Hutchinson was asked whether he supported the use of marijuana for medical reasons.

"My position is that every person who needs medicine should get it," Hutchinson said. "Doctors have not said that marijuana is good medicine and the Food and Drug Administration has not endorsed it as such. If they ever decide that it is, then I would be the first one to advocate its use.

Hutchinson said that he is opposed to gay marriage.

"I want to have an initiative for employers to consider not automatically disqualifying someone from consideration for a job opening simply because they have answered yes to the question of whether they are a convicted felon," Hutchinson said. "We would, of course, not require employers to do this, but in situations, say, where a person had a drug conviction five or 10 years ago but otherwise meets all of the qualifications for a job, it would be nice for them to be considered for it."


Hutchinson said that his father was a farmer who never went to college.

"My father was a chicken farmer, but he encouraged me to go to college," Hutchinson said. "Susan, my wife of 40 years, is originally from Atlanta, Ga. When I was practicing law in Bentonville, we lived with our three children in a double-wide mobile home on 15 acres of land. Those were some of the best times of our lives.

"I stand for the values of community, faith, church, family and loving each other," Hutchinson said. "That’s me."

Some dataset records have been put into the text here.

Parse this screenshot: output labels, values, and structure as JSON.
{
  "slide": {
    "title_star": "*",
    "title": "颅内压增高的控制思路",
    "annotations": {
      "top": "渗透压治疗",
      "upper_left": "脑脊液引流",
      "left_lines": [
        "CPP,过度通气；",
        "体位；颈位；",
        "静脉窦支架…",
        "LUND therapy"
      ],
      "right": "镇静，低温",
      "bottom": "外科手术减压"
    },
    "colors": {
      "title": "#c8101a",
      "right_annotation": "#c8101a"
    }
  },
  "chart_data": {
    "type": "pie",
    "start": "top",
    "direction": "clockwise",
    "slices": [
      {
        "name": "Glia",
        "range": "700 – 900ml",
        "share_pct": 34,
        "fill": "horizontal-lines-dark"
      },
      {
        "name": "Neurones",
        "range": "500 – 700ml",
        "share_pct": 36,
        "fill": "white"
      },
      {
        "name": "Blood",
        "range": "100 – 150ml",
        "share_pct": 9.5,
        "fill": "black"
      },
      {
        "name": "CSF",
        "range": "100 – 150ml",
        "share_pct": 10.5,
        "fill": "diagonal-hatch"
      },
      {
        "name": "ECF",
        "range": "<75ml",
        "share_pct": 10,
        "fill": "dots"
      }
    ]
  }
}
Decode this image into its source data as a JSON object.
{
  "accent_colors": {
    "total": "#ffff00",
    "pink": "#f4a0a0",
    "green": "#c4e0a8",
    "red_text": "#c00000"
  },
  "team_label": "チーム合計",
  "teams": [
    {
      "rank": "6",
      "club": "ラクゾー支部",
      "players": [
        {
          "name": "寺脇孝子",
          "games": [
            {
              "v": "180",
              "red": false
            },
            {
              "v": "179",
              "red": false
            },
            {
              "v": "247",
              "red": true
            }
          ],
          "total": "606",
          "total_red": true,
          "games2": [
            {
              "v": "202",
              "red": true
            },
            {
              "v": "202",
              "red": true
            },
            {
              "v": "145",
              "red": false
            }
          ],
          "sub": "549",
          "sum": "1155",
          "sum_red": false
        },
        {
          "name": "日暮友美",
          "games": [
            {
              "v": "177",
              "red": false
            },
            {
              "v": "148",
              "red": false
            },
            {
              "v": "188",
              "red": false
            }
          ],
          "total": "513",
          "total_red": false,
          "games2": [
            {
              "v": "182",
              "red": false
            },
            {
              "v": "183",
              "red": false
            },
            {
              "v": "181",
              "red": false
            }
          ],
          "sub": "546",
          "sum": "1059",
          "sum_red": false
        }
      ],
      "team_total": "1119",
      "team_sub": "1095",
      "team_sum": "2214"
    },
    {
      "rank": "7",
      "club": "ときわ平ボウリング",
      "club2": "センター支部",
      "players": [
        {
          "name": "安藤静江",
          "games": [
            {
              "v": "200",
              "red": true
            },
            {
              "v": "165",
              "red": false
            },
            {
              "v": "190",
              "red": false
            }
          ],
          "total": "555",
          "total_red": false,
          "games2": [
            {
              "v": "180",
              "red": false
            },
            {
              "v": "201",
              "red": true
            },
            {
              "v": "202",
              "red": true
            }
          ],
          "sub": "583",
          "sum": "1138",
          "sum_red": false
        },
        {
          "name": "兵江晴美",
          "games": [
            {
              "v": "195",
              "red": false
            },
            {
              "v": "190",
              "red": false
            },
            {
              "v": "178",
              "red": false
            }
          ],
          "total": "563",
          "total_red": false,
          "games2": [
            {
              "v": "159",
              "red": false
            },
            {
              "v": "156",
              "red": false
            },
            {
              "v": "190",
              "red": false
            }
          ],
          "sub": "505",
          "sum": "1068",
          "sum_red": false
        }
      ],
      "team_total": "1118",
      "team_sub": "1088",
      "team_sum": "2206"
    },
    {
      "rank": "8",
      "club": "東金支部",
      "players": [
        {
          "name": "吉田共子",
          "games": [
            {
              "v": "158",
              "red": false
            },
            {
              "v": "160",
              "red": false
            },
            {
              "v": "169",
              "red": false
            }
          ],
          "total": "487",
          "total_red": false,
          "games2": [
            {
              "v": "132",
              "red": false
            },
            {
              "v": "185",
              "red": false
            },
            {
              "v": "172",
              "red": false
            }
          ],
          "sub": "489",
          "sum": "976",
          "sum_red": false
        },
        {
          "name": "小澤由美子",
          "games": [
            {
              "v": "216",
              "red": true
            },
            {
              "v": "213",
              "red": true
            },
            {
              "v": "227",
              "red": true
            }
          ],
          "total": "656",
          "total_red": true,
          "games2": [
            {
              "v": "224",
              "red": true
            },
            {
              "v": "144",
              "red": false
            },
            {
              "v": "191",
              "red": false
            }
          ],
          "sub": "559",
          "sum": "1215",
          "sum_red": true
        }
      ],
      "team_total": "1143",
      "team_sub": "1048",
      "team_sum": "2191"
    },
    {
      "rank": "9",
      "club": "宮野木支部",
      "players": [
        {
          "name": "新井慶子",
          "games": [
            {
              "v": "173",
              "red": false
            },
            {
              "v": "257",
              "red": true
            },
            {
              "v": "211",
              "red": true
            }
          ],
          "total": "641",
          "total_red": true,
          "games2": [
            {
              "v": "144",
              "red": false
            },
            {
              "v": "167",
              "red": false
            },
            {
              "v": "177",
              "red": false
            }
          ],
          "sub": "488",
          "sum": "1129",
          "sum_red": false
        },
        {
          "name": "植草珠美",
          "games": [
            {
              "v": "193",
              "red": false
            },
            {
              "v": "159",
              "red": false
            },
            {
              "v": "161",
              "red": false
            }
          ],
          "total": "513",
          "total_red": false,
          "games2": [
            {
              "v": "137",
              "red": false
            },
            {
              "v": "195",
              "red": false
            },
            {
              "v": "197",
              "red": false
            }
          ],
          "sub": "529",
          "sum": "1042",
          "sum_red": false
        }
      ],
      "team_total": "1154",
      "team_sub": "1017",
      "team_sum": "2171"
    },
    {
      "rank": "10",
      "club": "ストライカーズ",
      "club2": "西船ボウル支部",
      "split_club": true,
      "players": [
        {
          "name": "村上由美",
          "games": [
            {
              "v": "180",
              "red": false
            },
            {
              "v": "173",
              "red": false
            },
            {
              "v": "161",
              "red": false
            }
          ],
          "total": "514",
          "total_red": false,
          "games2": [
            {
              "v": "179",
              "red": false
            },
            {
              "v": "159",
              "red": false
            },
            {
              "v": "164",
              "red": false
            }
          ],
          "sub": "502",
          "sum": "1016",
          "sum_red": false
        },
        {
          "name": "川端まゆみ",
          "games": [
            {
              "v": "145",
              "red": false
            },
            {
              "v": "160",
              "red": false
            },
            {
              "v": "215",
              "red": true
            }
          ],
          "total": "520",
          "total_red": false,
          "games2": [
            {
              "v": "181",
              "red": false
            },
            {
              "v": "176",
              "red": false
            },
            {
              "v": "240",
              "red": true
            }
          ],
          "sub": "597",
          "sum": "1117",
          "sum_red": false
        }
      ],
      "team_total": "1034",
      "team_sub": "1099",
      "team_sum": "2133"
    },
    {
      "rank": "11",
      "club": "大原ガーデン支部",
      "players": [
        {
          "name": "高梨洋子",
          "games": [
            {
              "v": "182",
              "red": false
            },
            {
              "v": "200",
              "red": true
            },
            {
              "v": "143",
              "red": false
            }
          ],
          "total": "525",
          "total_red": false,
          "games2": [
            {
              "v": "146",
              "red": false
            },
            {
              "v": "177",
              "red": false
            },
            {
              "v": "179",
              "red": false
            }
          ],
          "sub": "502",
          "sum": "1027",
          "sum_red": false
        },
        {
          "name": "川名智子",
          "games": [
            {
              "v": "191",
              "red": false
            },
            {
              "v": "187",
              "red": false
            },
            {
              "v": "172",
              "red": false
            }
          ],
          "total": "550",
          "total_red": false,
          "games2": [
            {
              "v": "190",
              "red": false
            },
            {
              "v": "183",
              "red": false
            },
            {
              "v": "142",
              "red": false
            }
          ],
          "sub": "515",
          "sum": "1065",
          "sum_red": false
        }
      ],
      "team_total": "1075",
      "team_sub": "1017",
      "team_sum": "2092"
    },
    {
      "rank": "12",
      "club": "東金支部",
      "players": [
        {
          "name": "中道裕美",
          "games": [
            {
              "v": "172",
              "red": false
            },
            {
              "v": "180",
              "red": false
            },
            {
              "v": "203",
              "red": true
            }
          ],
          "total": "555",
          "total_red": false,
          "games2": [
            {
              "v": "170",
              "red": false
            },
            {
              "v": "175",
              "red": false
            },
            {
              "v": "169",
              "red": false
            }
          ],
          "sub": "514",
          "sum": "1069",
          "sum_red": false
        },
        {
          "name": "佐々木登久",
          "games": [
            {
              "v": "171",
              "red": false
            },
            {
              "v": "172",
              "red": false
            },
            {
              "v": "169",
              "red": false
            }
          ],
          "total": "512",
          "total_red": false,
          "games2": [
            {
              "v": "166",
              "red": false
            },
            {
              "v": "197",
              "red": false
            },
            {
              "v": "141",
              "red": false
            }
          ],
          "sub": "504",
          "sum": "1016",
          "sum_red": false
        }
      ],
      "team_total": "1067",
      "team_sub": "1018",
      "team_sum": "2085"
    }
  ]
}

Mayor Arnell Willis of Helena-West Helena traveled to Pine Bluff to show his support for Hutchinson.

"I’ve known this gentleman for 30 years and consider him a personal friend," Willis said. "Eastern and southeastern Arkansas have basically been forgotten, but this gentleman has not forgotten us. I believe that as governor he will help to spark the economy of the Delta heartland of this state. I believe that this gentleman will work for all of Arkansas."